Вот это-то обязательное порабощение идеалам благочиния и заставляет меня не раз говорить: да, трудно жить современному человеку! Непозволительно обходиться без благородных мыслей, неприлично отожествлять общество с съезжим домом; невозможно не только "временно", но даже на минуту устранить процесс обновления, который, собственно говоря, один и оберегает общество от одичания. Подумайте! ведь общество, упразднившее в себе потребность благородных мыслей и чувств, не может послужить деятельным фактором даже в смысле идеалов тишины и благочиния. Оно бессильно, дрябло, инертно; оно постепенно разлагающийся труп – и ничего больше.

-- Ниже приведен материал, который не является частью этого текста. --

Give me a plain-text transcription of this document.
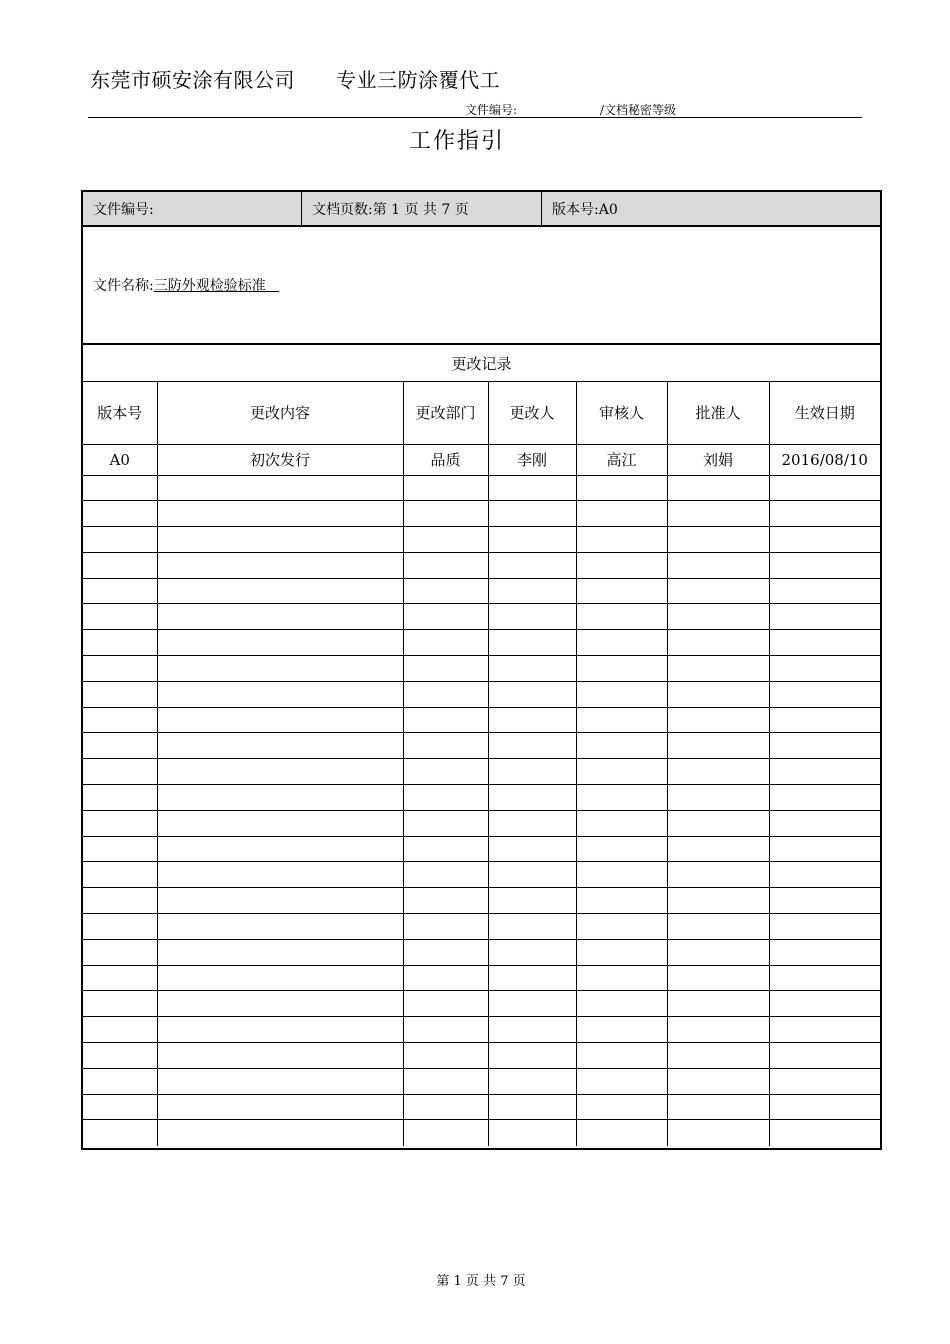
东莞市硕安涂有限公司 专业三防涂覆代工
文件编号:	/文档秘密等级
工作指引
文件编号:	文档页数:第 1 页 共 7 页	版本号:A0
文件名称: 三防外观检验标准
更改记录
版本号	更改内容	更改部门	更改人	审核人	批准人	生效日期
A0	初次发行	品质	李刚	高江	刘娟	2016/08/10

第 1 页 共 7 页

Примеры этой трупной немощи изобилуют; примеры наглядные, для всех вразумительные. Приведу здесь один, наиболее нам близкий: так называемую потребность "содействия". Слово это у всех на языке и повторяется на все лады, так что, казалось бы, только явись это желанное "содействие", мы в ту же минуту сели бы и поехали. Но именно "содействие"-то и не является, а не является оно... как вы, однако ж, думаете, почему оно не является?

Спрашивается: прав ли я был, утверждая, что при подобных условиях, при этом всеобщем господстве серых тонов, жизнь становится не только трудною, но и прямо постылою?

А между тем не дальше как на днях и именно по поводу этого утверждения я подвергался поруганию. Один из Иванов Непомнящих, которых так много развелось нынче в литературе, взойдя на кафедру и обращаясь к сонмищу благородных слушательниц, восклицал: "Нам говорят, что, при современных условиях, нельзя жить – однако ж мы живем и, право, живем недурно!" Ах, мой любезный! да разве я когда-нибудь говорил, что всем нельзя жить, а в том числе и Иванам Непомнящим? – Нет, я говорил только, что вообще жизнь, обнаженная от благородных мыслей и побуждений, постыла и невозможна, так как эта обнаженность уничтожает самый существенный ее признак: способность развиваться и совершенствоваться. Но, в частности, для тех или других особей, я никогда возможности «жить да поживать» не отрицал. Напротив, я вполне убежден, что, например, золотари не только живут, но и едят при исполнении обязанностей... Но, право же, незавидная это жизнь!

Поэтому, милая тетенька, убеждаю вас: не увлекайтесь идеалами благочиния и не соблазняйтесь тем, что они сулят вам тихое и безмятежное житие! Памятуйте, что это тихое житие равносильно позорному гниению, и не завидуйте гниющим потому только, что они гниют без помехи! Сохраняйте в целости вкус к благородным мыслям и возвышенным чувствам, который завещан нам лучшими преданиями литературы и жизни! Пускай называют людей, хранящих эти предания, "разбойниками печати" – не пугайтесь этой клички, ибо есть разбойники, о которых сама церковь во всеуслышание гласит: "но, яко разбойник, исповедую тя", равно как есть благонамеренные предатели, о которых та же церковь возглашает "ни лобзания ти дам, яко Иуда"... Расплывайтесь, но не коченейте! взмывайте крылами в пространство, но не погрязайте в болотной тине! И ежели к вам, от времени до времени, заходит на чашку чая урядник, то и ему говорите, что доблестнее и для самого охранительного дела выгоднее расплываться, нежели погрязать. А я, с своей стороны, буду о том же твердить подчаскам и дворникам.